Les contrôles n’ont pas seulement concerné le conducteur. Un passager a également été sanctionné pour consommation de protoxyde d’azote, tandis que trois autres individus ont été verbalisés pour détention de bonbonnes. La municipalité souligne les dangers que représente ce gaz, souvent utilisé par les jeunes, qui peut entraîner des effets dévastateurs sur la santé, tels que des troubles neurologiques, des paralysies, des problèmes respiratoires ou des irrégularités cardiaques.
Cependant, l’utilisation de ce détecteur soulève des questions juridiques. En effet, l’appareil n’est pas homologué, et les sanctions reposent sur un arrêté municipal de 2025 interdisant la vente de bonbonnes de protoxyde d’azote. Le maire de Cannes, David Lisnard, a reconnu que le cadre juridique actuel ne prévoit pas de réponse judiciaire claire à cette problématique.
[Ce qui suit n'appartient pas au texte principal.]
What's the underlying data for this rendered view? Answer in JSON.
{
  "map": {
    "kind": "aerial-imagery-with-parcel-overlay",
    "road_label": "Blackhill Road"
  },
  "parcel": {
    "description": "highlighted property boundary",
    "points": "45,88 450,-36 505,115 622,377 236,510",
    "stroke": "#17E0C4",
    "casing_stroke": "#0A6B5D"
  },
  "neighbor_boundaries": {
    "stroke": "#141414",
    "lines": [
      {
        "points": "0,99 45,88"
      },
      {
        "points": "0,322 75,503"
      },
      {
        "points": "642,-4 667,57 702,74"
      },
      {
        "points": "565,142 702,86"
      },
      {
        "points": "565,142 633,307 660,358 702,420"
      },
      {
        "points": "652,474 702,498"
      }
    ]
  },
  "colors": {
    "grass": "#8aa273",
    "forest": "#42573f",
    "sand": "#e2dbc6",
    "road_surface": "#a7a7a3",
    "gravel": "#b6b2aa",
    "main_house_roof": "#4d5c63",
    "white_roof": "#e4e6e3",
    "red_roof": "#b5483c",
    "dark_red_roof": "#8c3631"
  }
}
Néanmoins, il affirme sa volonté d’anticiper la loi Ripost, qui vise à renforcer la sécurité des usagers sur la route.
Cette loi, récemment promulguée, durcit les sanctions relatives à l’usage détourné du protoxyde d’azote. Elle inclut une interdiction totale de sa vente aux particuliers, dont l’application est prévue pour le 1er février 2027. Ainsi, Cannes s’inscrit dans une démarche proactive pour lutter contre les dangers associés à ce gaz, tout en naviguant dans un cadre juridique encore flou.